In 2012, Wolf wrote the film Guest House starring Michael Gross, Heather Lind and Mark Gessner. The film is based around real events in Wolf's life, and premiered at the historic TCL Chinese Theater for the HollyShorts Film Festival. In 2014, Wolf's production company, Howling Wolf Productions, produced The Quitter, an indie drama about a former baseball player who attempts to rebuild his relationship with his daughter. In 2014, Wolf wrote, directed and co-starred in The Walk alongside Peter Riegert. The film was adapted from an anecdote written in Rabbi David Wolpe's book "Why Faith Matters."

Restoring Tomorrow 

In 2016, Wolf completed Restoring Tomorrow, a documentary on the history and $150 million restoration of Wilshire Boulevard Temple, where Wolf's grandfather Rabbi Alfred Wolf served for 50 years and where Aaron himself attended and was bar mitzvahed. The temple was built in 1929 and was designed in part by designers from Metro-Goldwyn-Mayer, Universal Pictures and Warner Bros., much like a Hollywood set. Its "false facades" wore over time and the building became in danger of collapsing.

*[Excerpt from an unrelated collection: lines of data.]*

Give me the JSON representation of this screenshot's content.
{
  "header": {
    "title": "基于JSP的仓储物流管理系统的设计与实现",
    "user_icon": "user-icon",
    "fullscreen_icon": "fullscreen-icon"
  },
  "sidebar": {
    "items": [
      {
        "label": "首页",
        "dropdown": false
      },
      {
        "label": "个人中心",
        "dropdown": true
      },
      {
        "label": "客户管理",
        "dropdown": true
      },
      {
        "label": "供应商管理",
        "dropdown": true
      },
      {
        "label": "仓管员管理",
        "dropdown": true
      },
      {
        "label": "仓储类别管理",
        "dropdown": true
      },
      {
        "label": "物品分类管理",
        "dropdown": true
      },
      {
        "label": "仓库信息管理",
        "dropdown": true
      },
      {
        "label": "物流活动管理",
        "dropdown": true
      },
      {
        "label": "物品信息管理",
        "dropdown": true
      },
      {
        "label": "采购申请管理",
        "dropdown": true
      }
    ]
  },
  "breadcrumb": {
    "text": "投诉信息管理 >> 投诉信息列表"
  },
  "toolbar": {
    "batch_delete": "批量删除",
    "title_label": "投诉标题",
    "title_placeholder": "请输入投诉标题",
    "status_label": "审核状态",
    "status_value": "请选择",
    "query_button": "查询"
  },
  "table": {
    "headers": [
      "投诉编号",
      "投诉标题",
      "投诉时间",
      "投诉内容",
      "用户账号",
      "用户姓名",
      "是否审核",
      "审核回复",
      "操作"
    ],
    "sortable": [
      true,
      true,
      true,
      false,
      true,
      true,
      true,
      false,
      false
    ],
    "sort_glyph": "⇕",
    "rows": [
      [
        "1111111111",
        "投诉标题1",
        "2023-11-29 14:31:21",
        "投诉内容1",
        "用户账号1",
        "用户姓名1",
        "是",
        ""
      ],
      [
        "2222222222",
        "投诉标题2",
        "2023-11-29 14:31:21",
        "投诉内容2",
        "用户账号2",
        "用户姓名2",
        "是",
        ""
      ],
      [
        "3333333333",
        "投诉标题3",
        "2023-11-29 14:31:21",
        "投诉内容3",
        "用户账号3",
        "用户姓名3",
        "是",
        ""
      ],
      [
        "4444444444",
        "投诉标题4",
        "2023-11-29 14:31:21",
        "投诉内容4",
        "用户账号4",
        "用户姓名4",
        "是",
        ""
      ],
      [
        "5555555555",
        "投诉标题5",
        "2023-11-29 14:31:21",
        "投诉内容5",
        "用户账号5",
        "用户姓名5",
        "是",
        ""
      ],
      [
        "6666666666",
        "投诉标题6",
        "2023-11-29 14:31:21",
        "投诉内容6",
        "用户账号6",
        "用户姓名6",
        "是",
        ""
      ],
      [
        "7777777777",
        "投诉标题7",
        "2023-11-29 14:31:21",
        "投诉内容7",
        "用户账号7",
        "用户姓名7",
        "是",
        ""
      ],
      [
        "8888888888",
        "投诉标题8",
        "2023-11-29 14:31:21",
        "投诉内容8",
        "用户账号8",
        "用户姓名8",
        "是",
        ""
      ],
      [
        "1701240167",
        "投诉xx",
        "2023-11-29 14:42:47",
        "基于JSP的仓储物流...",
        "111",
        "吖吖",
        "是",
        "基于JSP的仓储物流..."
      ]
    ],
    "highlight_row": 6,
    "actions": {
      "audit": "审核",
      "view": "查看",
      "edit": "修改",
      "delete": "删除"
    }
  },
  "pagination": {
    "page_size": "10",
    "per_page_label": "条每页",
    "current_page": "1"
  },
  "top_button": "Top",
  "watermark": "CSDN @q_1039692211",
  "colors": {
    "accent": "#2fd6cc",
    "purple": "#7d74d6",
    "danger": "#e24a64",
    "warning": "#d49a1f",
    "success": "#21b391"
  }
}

In 2011, Rabbi Steven Leder began a campaign to raise money for the temple's restoration and in 2013 the restoration was completed. The documentary includes archival footage as well as interviews with notable public figures such as founder and former CEO of Relativity Media Ryan Kavanaugh. Intertwined in the story of the restoration is Wolf's own rediscovery and reconnection to his temple, his family and to his Jewish faith.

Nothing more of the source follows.